Nous avons donc relevé les trois piles. Celles-ci sont de conservations très inégales. Il semble que, d’une part les travaux du pont moderne en béton dans les années 1928/1931 aient modifié le site et que, d’autre part, les matériaux du pont ancien aient été réemployés après son abandon.

Les pierres de parement des piles sont faites d’un grès qui ressemble à celui de Fontainebleau. Chacune a une hauteur comprise entre 15 et 30 cm. De gros moellons ont été retrouvés en abondance à l’intérieur des différentes piles. Ceux-ci devaient constituer la maçonnerie intérieure des arches.

Les vestiges dégagés ne constituent que la première rangée de pierres des anciennes arches, c’est à dire les pierres d’assise.

Nous avons retiré les deux premières pierres amont de l’arche numéro 1 côté Mesnil afin de savoir ce qu’il y avait en dessous. Nous avons constaté que sous les pierres retournées adhérait légèrement une sorte de mortier de consistance assez grasse. Cela ressemblait à de l’argile verdâtre mélangée de sable. Puis nous avons enfoncé une barre à mine qui a rencontré une couche plutôt compacte, difficile à entamer. Dans les premiers centimètres, la barre à mine, agitée pour faciliter sa pénétration, a provoqué le dégagement d’un trouble blanchâtre. Celui-ci pourrait correspondre à une sorte de mortier de chaux décomposé. Cela nous amène à considérer la présence probable d’un radier sous-jacent, constitué de chaux vive pour asseoir les pierres d’assise. Cette couche, observée sur une épaisseur d’environ trente centimètres, est constituée de petits rognons de silex à cortex plutôt foncé. Leur volume se situe dans celui du cailloutis. Cette recherche semble nous indiquer qu’il n’y avait pas de gros moellons sous la première assise de piles.
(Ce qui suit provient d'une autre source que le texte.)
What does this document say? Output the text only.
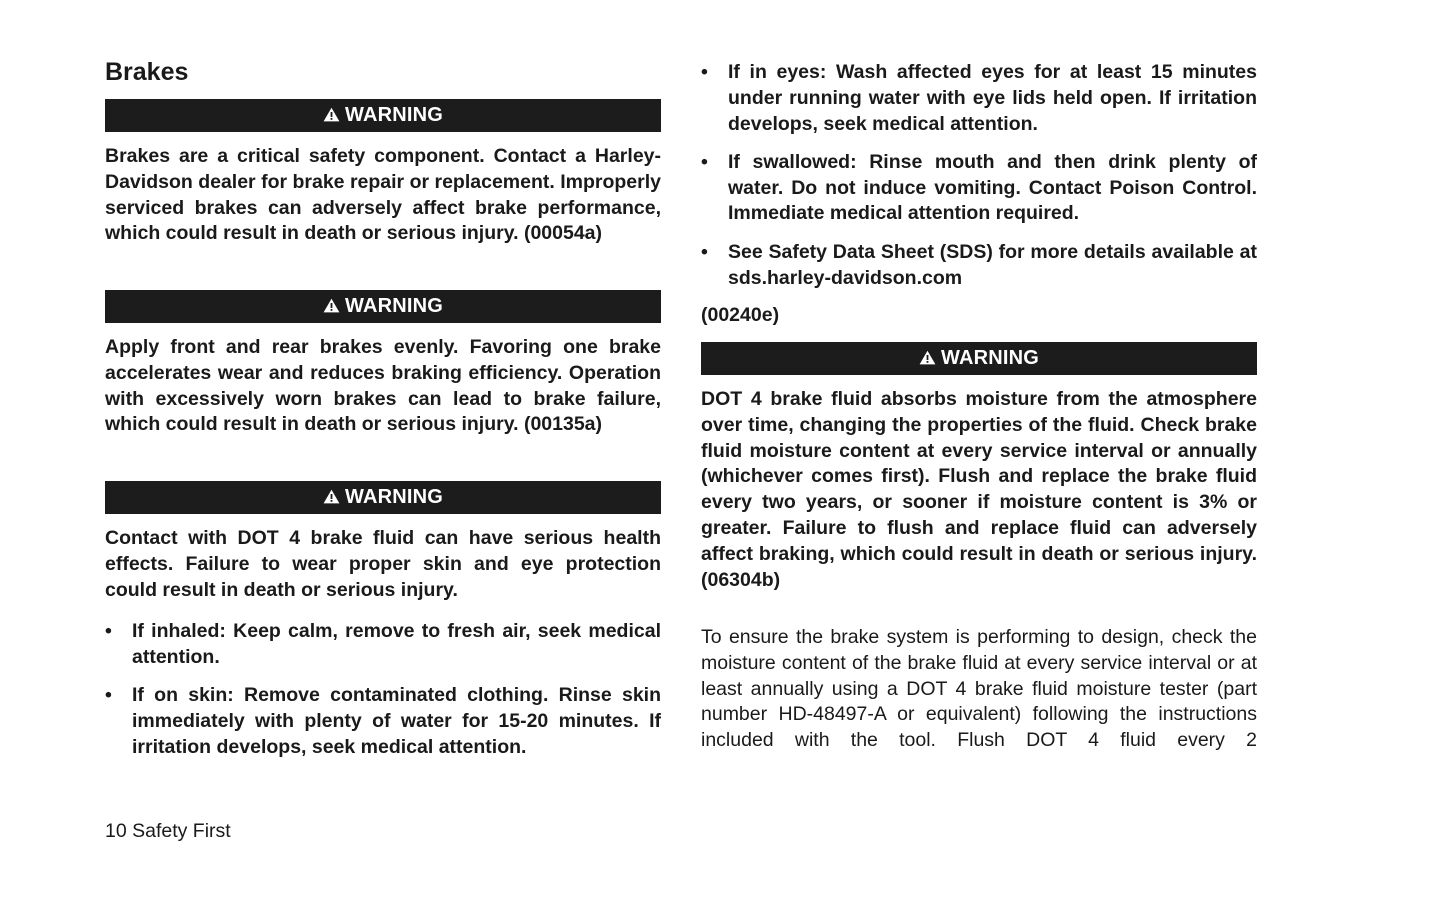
Brakes
WARNING

Brakes are a critical safety component. Contact a Harley-Davidson dealer for brake repair or replacement. Improperly serviced brakes can adversely affect brake performance, which could result in death or serious injury. (00054a)

WARNING

Apply front and rear brakes evenly. Favoring one brake accelerates wear and reduces braking efficiency. Operation with excessively worn brakes can lead to brake failure, which could result in death or serious injury. (00135a)

WARNING

Contact with DOT 4 brake fluid can have serious health effects. Failure to wear proper skin and eye protection could result in death or serious injury.

• If inhaled: Keep calm, remove to fresh air, seek medical attention.
• If on skin: Remove contaminated clothing. Rinse skin immediately with plenty of water for 15-20 minutes. If irritation develops, seek medical attention.
• If in eyes: Wash affected eyes for at least 15 minutes under running water with eye lids held open. If irritation develops, seek medical attention.
• If swallowed: Rinse mouth and then drink plenty of water. Do not induce vomiting. Contact Poison Control. Immediate medical attention required.
• See Safety Data Sheet (SDS) for more details available at sds.harley-davidson.com

(00240e)

WARNING

DOT 4 brake fluid absorbs moisture from the atmosphere over time, changing the properties of the fluid. Check brake fluid moisture content at every service interval or annually (whichever comes first). Flush and replace the brake fluid every two years, or sooner if moisture content is 3% or greater. Failure to flush and replace fluid can adversely affect braking, which could result in death or serious injury. (06304b)

To ensure the brake system is performing to design, check the moisture content of the brake fluid at every service interval or at least annually using a DOT 4 brake fluid moisture tester (part number HD-48497-A or equivalent) following the instructions included with the tool. Flush DOT 4 fluid every 2

10 Safety First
Le pont devait mesurer une soixantaine de mètres de longueur aux vues des résultats. Son orientation est difficile à déterminer. Il faudrait dégager d’autres piles. Les dimensions de ce pont tendent à indiquer qu’il a été réalisé alors qu’il n’y avait encore qu’un cours unique de la rivière. Le deuxième cours, se situant plus près du bourg, a été creusé afin d’alimenter en eau différents moulins.

Problèmes non résolus :

Aucun élément décisif, ou vestiges mobiliers, n’ont pu permettre de dater le site. Toutefois, le manque de symétrie de certaines arches peut indiquer une construction médiévale, mais cette dissymétrie a pu être également entraînée lors de la construction du pont moderne en béton par quelque engin de construction.

Il serait intéressant de poursuivre les sondages afin de retrouver d’autres piles et de savoir pourquoi la pile numéro 4 est si large ; était-ce le milieu du pont ? De nouveaux sondages permettraient aussi de connaître les dimensions exactes du pont et peut-être de trouver des éléments nouveaux permettant d’attribuer une période à la construction du pont.